Jean-Paul Charles Aymard Sartre :
( 21 juin 1905 – 15 avril 1980 )
Philosophe, dramaturge, romancier, scénariste, militant politique, biographe et critique littéraire français, considéré comme une figure majeure de la philosophie française du XXe siècle et du marxisme. Sartre est l’une des figures clés de la philosophie de l’existentialisme (et de la phénoménologie).

La possession est une amitié entre l’ homme et les choses.

Ce que le théâtre peut montrer de plus émouvant est un caractère en train de se faire, le moment du croix, de la libre décision qui engage toute une morale et tout une vie.

J’existe. C’est doux, si doux, si lent. Et léger: on dirait que ça tient en l’air tout seul. Ça remue.

Le passage illustre l’un des thèmes centraux du roman et de la philosophie existentialiste de Sartre : la ‘contingence de l’existence’. Roquentin découvre que l’existence n’est pas quelque chose d’abstrait qu’on pense de loin, mais une réalité brute, presque physique, qui « s’impose » à la conscience — parfois avec une douceur troublante, parfois avec un dégoût (d’où le titre du roman). Dans cet extrait précis, l’expérience est décrite comme douce et légère plutôt que nauséeuse : Roquentin observe son propre corps (sa main, sa bouche, sa salive) avec une sorte d’étonnement détaché, comme si le fait même d’exister — indépendamment de tout sens ou justification — devenait sensible, presque palpable.
Ce moment prépare la fameuse scène de la racine du marronnier, plus loin dans le roman, où cette prise de conscience de la contingence culmine dans la « nausée » proprement dite : la découverte que les choses (et lui-même) existent sans raison, sans nécessité, simplement ‘de trop’.
Auteur: Cette phrase est de Jean-Paul Sartre, tirée de son roman *La Nausée* (1938).
Contexte dans l’œuvre:
Ce n’est pas un « dicton » traditionnel mais un extrait de la prose du roman.
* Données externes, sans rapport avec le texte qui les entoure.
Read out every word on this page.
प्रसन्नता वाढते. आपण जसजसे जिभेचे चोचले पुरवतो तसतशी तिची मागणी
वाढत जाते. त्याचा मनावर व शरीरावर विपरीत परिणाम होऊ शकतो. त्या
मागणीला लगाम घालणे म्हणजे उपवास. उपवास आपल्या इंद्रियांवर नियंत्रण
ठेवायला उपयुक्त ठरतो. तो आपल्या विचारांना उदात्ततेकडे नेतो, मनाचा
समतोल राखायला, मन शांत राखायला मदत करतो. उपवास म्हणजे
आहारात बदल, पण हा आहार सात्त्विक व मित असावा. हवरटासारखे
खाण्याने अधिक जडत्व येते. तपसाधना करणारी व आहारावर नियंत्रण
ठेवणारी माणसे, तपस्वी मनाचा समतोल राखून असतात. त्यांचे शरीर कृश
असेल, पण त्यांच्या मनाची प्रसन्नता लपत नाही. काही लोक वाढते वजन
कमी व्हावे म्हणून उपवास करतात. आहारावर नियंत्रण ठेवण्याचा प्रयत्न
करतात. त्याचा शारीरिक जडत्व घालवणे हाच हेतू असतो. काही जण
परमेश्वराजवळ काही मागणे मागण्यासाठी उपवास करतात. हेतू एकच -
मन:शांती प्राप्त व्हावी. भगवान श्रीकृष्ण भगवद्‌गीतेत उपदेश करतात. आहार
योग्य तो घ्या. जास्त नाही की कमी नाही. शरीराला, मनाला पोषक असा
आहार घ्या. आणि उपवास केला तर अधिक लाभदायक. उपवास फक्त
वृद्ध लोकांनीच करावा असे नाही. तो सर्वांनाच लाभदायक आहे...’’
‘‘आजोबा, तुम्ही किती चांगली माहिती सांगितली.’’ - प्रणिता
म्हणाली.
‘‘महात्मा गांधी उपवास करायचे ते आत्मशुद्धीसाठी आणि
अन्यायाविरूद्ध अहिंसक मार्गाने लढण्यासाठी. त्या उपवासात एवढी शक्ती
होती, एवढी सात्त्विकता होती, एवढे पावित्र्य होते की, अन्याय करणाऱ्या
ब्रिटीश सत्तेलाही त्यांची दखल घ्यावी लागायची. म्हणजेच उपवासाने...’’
Le narrateur, Antoine Roquentin, vit une expérience de conscience aiguë et presque hallucinatoire de sa propre existence physique : il sent l’eau dans sa bouche, observe sa main posée sur la table comme si elle n’était plus tout à fait familière, et perçoit avec une intensité inhabituelle le simple fait d’être vivant, d’occuper un corps.
C’est dans l’angoisse que l’homme prend conscience de sa liberté.

L’homme n’est point la somme de ce qu’il a, mais la totalité de ce qu’il n’a pas encore, de ce qu’il pourrait avoir.

Le devoir c’est la volonté de l’autre en moi, c’est l’aliénation de ma liberté propre.

Un homme ne peut être plus homme que les autres, parce que la liberté est semblablement infinie en chacun.

Il n’y a pas de liberté donnée; it faut se conquérir sur les passions, sur la race, sur la classe, sur la nation et conquérir avec soi les autres hommes.

.Quand une fois la liberté a explosé dans âme d’homme, les dieux ne peuvent plus rien contre cet homme-lá.

Trois heures, c’est toujours trop tard ou trop tôt pour ce que vous voulez faire.

La liberté, c’est ce que vous faites de ce qui vous a été fait.

C’est dans le désespoir que naît le véritable optimisme : l’optimisme de l’homme qui n’attend rien, qui sait qu’il n’a aucun droit et que rien ne lui est dû, qui se réjouit de ne compter que sur lui-même et d’agir seul pour le bien de tous.

Ce qu’il entend par cette déclaration (ou sa paraphrase) est typique de Sartre : le désespoir (au sens de l’absence d’espoir d’un salut extérieur) n’est pas passif, mais plutôt le début d’un optimisme radical enraciné dans la responsabilité individuelle et l’action pour un intérêt humain plus large.